La pose d’une douche italienne
La plus grande difficulté est d’enfermer toute la tuyauterie dans le sol pour un résultat ultra plat. Il faut aussi respecter une inclinaison suffisante pour que l’écoulement de l’eau se fasse correctement.
Si vous ne pouvez pas décaisser le sol, il est possible de réaliser une surélévation pour créer une légère pente et faire en sorte que l’évacuation des eaux se fasse correctement. Cependant, vous perdrez alors l’effet de plain-pied.
L’installation du receveur de douche
Commencez par installer la bonde d’évacuation, puis faites un coffrage pour le receveur. Extra plat, il est encastré dans la chape afin que le bac de douche soit au niveau du sol de la salle de bains.
Vous pouvez ensuite effectuer le raccordement des canalisations.

Une douche design
Dépourvue de receveur de douche, elle se présente de plain-pied. Adieu la marche obligatoire de votre cabine de douche, elle est plus facile d’accès, plus sécurisée et idéale pour les personnes à mobilité réduite.
Un autre point qui fait la différence : l’absence de cloison et de porte de douche. La douche devient un espace ouvert qui s’adapte à toutes les tailles et tous les types de configurations.
La douche italienne est donc un aménagement de salle de bain qui convient très bien lors de travaux de rénovation et lorsque vous souhaitez conserver l’agencement de votre pièce.

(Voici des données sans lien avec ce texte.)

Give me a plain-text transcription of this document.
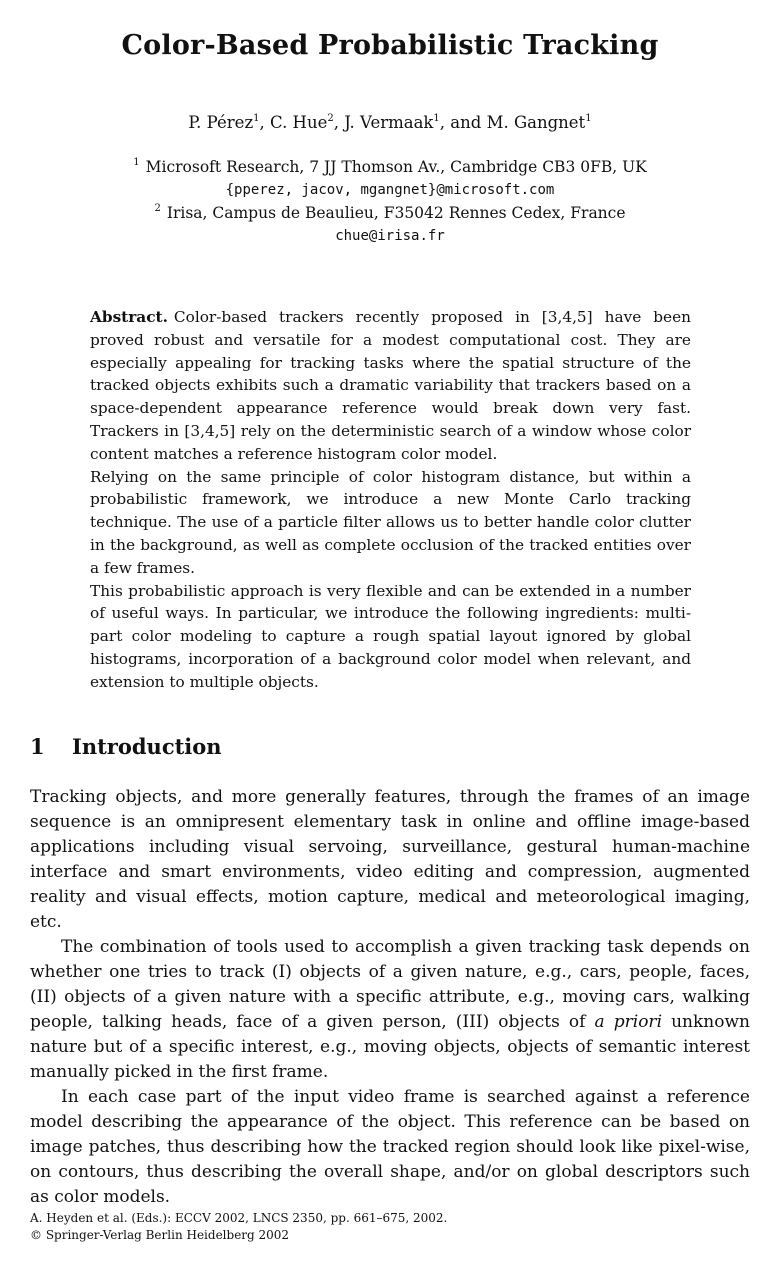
Color-Based Probabilistic Tracking
P. Pérez$^1$, C. Hue$^2$, J. Vermaak$^1$, and M. Gangnet$^1$
$^1$ Microsoft Research, 7 JJ Thomson Av., Cambridge CB3 0FB, UK
{pperez, jacov, mgangnet}@microsoft.com
$^2$ Irisa, Campus de Beaulieu, F35042 Rennes Cedex, France
chue@irisa.fr

Abstract. Color-based trackers recently proposed in [3,4,5] have been proved robust and versatile for a modest computational cost. They are especially appealing for tracking tasks where the spatial structure of the tracked objects exhibits such a dramatic variability that trackers based on a space-dependent appearance reference would break down very fast. Trackers in [3,4,5] rely on the deterministic search of a window whose color content matches a reference histogram color model.

Relying on the same principle of color histogram distance, but within a probabilistic framework, we introduce a new Monte Carlo tracking technique. The use of a particle filter allows us to better handle color clutter in the background, as well as complete occlusion of the tracked entities over a few frames.

This probabilistic approach is very flexible and can be extended in a number of useful ways. In particular, we introduce the following ingredients: multi-part color modeling to capture a rough spatial layout ignored by global histograms, incorporation of a background color model when relevant, and extension to multiple objects.

1 Introduction

Tracking objects, and more generally features, through the frames of an image sequence is an omnipresent elementary task in online and offline image-based applications including visual servoing, surveillance, gestural human-machine interface and smart environments, video editing and compression, augmented reality and visual effects, motion capture, medical and meteorological imaging, etc.

The combination of tools used to accomplish a given tracking task depends on whether one tries to track (I) objects of a given nature, e.g., cars, people, faces, (II) objects of a given nature with a specific attribute, e.g., moving cars, walking people, talking heads, face of a given person, (III) objects of a priori unknown nature but of a specific interest, e.g., moving objects, objects of semantic interest manually picked in the first frame.

In each case part of the input video frame is searched against a reference model describing the appearance of the object. This reference can be based on image patches, thus describing how the tracked region should look like pixel-wise, on contours, thus describing the overall shape, and/or on global descriptors such as color models.

A. Heyden et al. (Eds.): ECCV 2002, LNCS 2350, pp. 661–675, 2002.
© Springer-Verlag Berlin Heidelberg 2002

En comparaison aux traditionnelles cabines de douche, elles sont ultra design et peuvent avoir différentes formes (rond, carré, triangle, rectangle) et des dimensions variées (standard ou XXL). Il est toutefois nécessaire de prévoir des dimensions minimales de 80 x 120 cm. Une précaution importante pour vous prémunir des projections d’eau. Pour un confort optimal, nous recommandons même de prévoir 90 x 120 à 200 cm. Autant dire qu’elle prend alors parfaitement la place de votre ancienne baignoire rectangulaire.
Pensez aussi à prévoir dans les dimensions un dégagement d’un mètre pour avoir un accès confortable lorsque vous sortez de la douche pour vous sécher.

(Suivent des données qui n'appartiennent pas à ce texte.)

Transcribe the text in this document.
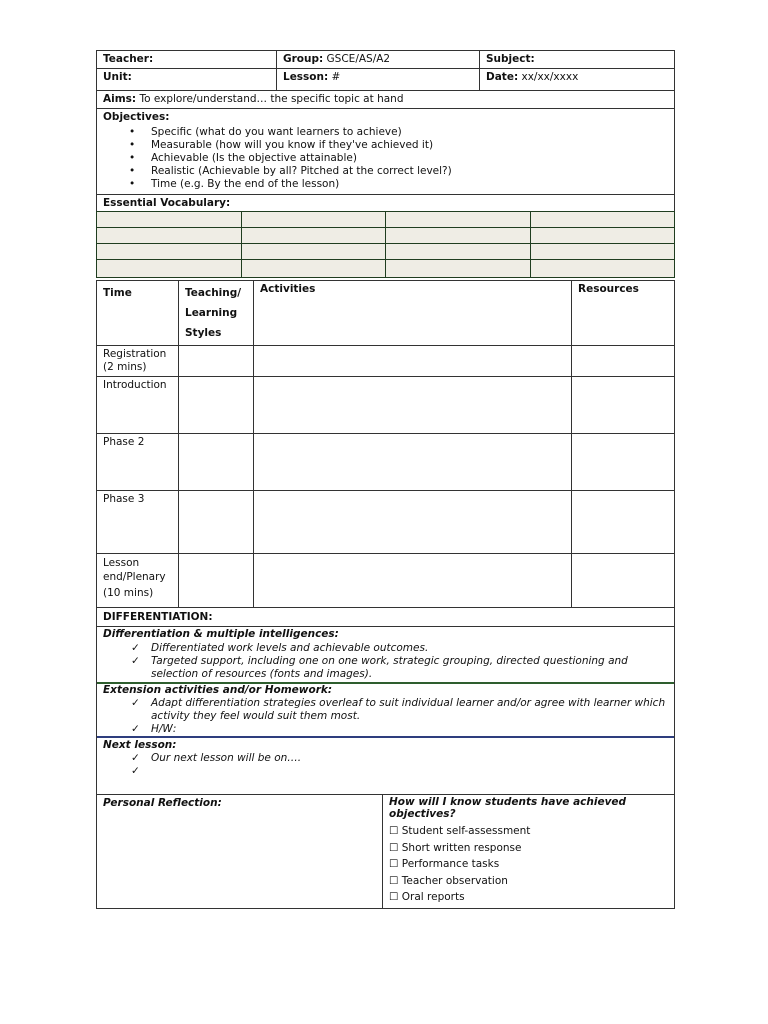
Teacher:	Group: GSCE/AS/A2	Subject:
Unit:	Lesson: #	Date: xx/xx/xxxx
Aims: To explore/understand… the specific topic at hand

Objectives:
• Specific (what do you want learners to achieve)
• Measurable (how will you know if they've achieved it)
• Achievable (Is the objective attainable)
• Realistic (Achievable by all? Pitched at the correct level?)
• Time (e.g. By the end of the lesson)

Essential Vocabulary:

Time	Teaching/
Learning
Styles	Activities	Resources

Registration
(2 mins)			

Introduction			

Phase 2			

Phase 3			

Lesson
end/Plenary
(10 mins)			

DIFFERENTIATION:
Differentiation & multiple intelligences:
✓ Differentiated work levels and achievable outcomes.
✓ Targeted support, including one on one work, strategic grouping, directed questioning and
selection of resources (fonts and images).
Extension activities and/or Homework:
✓ Adapt differentiation strategies overleaf to suit individual learner and/or agree with learner which
activity they feel would suit them most.
✓ H/W:
Next lesson:
✓ Our next lesson will be on….
✓
Personal Reflection:	How will I know students have achieved
objectives?
☐ Student self-assessment
☐ Short written response
☐ Performance tasks
☐ Teacher observation
☐ Oral reports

Le prix d’une douche italienne
Dans une pièce d’eau spacieuse ou pour de petites salles de bains, elle s’avère donc être la solution gain de place par excellence et permet de combiner espace réduit et luminosité. De plus, elle est très facile d’entretien.
Cependant, les travaux sont délicats et nécessitent des compétences spécifiques. Faire appel à un professionnel est donc souvent nécessaire.

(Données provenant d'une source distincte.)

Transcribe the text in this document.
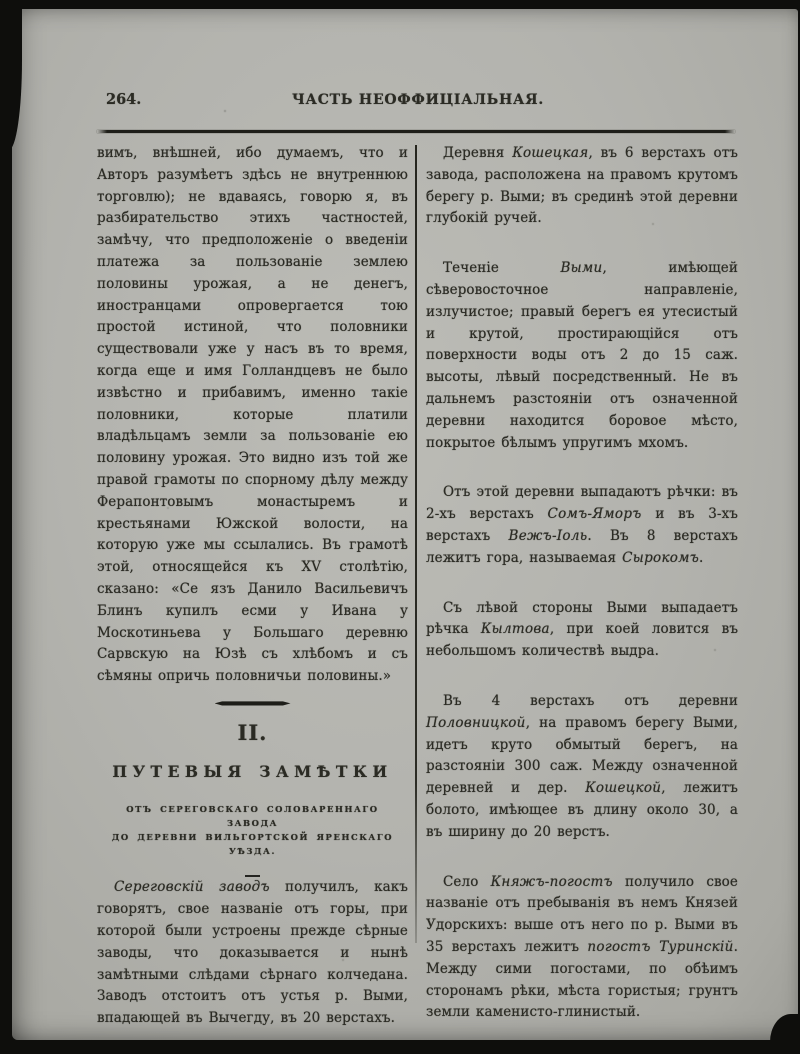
264.	ЧАСТЬ НЕОФФИЦІАЛЬНАЯ.

вимъ, внѣшней, ибо думаемъ, что и Авторъ разумѣетъ здѣсь не внутреннюю торговлю); не вдаваясь, говорю я, въ разбирательство этихъ частностей, замѣчу, что предположеніе о введеніи платежа за пользованіе землею половины урожая, а не денегъ, иностранцами опровергается тою простой истиной, что половники существовали уже у насъ въ то время, когда еще и имя Голландцевъ не было извѣстно и прибавимъ, именно такіе половники, которые платили владѣльцамъ земли за пользованіе ею половину урожая. Это видно изъ той же правой грамоты по спорному дѣлу между Ферапонтовымъ монастыремъ и крестьянами Южской волости, на которую уже мы ссылались. Въ грамотѣ этой, относящейся къ XV столѣтію, сказано: «Се язъ Данило Васильевичъ Блинъ купилъ есми у Ивана у Москотиньева у Большаго деревню Сарвскую на Юзѣ съ хлѣбомъ и съ сѣмяны опричь половничьи половины.»

II.
ПУТЕВЫЯ ЗАМѢТКИ
ОТЪ СЕРЕГОВСКАГО СОЛОВАРЕННАГО ЗАВОДА
ДО ДЕРЕВНИ ВИЛЬГОРТСКОЙ ЯРЕНСКАГО УѢЗДА.

Сереговскій заводъ получилъ, какъ говорятъ, свое названіе отъ горы, при которой были устроены прежде сѣрные заводы, что доказывается и нынѣ замѣтными слѣдами сѣрнаго колчедана. Заводъ отстоитъ отъ устья р. Выми, впадающей въ Вычегду, въ 20 верстахъ.

Деревня Кошецкая, въ 6 верстахъ отъ завода, расположена на правомъ крутомъ берегу р. Выми; въ срединѣ этой деревни глубокій ручей.

Теченіе Выми, имѣющей сѣверовосточное направленіе, излучистое; правый берегъ ея утесистый и крутой, простирающійся отъ поверхности воды отъ 2 до 15 саж. высоты, лѣвый посредственный. Не въ дальнемъ разстояніи отъ означенной деревни находится боровое мѣсто, покрытое бѣлымъ упругимъ мхомъ.

Отъ этой деревни выпадаютъ рѣчки: въ 2-хъ верстахъ Сомъ-Яморъ и въ 3-хъ верстахъ Вежъ-Іоль. Въ 8 верстахъ лежитъ гора, называемая Сырокомъ.

Съ лѣвой стороны Выми выпадаетъ рѣчка Кылтова, при коей ловится въ небольшомъ количествѣ выдра.

Въ 4 верстахъ отъ деревни Половницкой, на правомъ берегу Выми, идетъ круто обмытый берегъ, на разстояніи 300 саж. Между означенной деревней и дер. Кошецкой, лежитъ болото, имѣющее въ длину около 30, а въ ширину до 20 верстъ.

Село Княжъ-погостъ получило свое названіе отъ пребыванія въ немъ Князей Удорскихъ: выше отъ него по р. Выми въ 35 верстахъ лежитъ погостъ Туринскій. Между сими погостами, по обѣимъ сторонамъ рѣки, мѣста гористыя; грунтъ земли каменисто-глинистый.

Comptez un prix moyen compris entre 600 € en entrée de gamme et 3000 €, en haut de gamme. Ce tarif correspond aux prix de la main d’oeuvre du plombier et au coût du matériel : le receveur de douche italienne, les parois, la colonne de douche, le siphon de sol et la rigole pour les évacuations. Enfin, il faut y ajouter le tarif du kit d’étanchéité et du carrelage.

Les configurations des douches à l’italienne
Elles peuvent se poser contre un ou plusieurs murs de votre salle d’eau.
Des parois de douche viennent délimiter l’espace et il est possible d’en installer de 1 à 4. Elles vous protègent des éclaboussures et assurent l’étanchéité. Des modèles variés existent : parois de verre transparent, de verre trempé, uni ou avec motifs.
La robinetterie
Pour votre douche italienne, plusieurs options s’offrent à vous :
- La colonne de douche thermostatique ou hydromassante.
- Le kit de douche sans robinet, ce qui vous offre la liberté de choisir entre un robinet mélangeur ou un mitigeur thermostatique.
La pose du carrelage
Il s’agit de la dernière étape de votre installation. Galets, béton ciré, bois, briques en verre, marbre, grès cérame... Tous les revêtements sont possibles ! Pensez cependant à choisir un carrelage antidérapant comme revêtement de sol pour ne pas risquer de glisser.
Les carreaux sont d’abord collés avec du mortier puis le travail s’achève par la réalisation des joints, qui s’ils sont en mastic, assurent une parfaite étanchéité et protègent des problèmes d’infiltration qui peuvent créer des moisissures.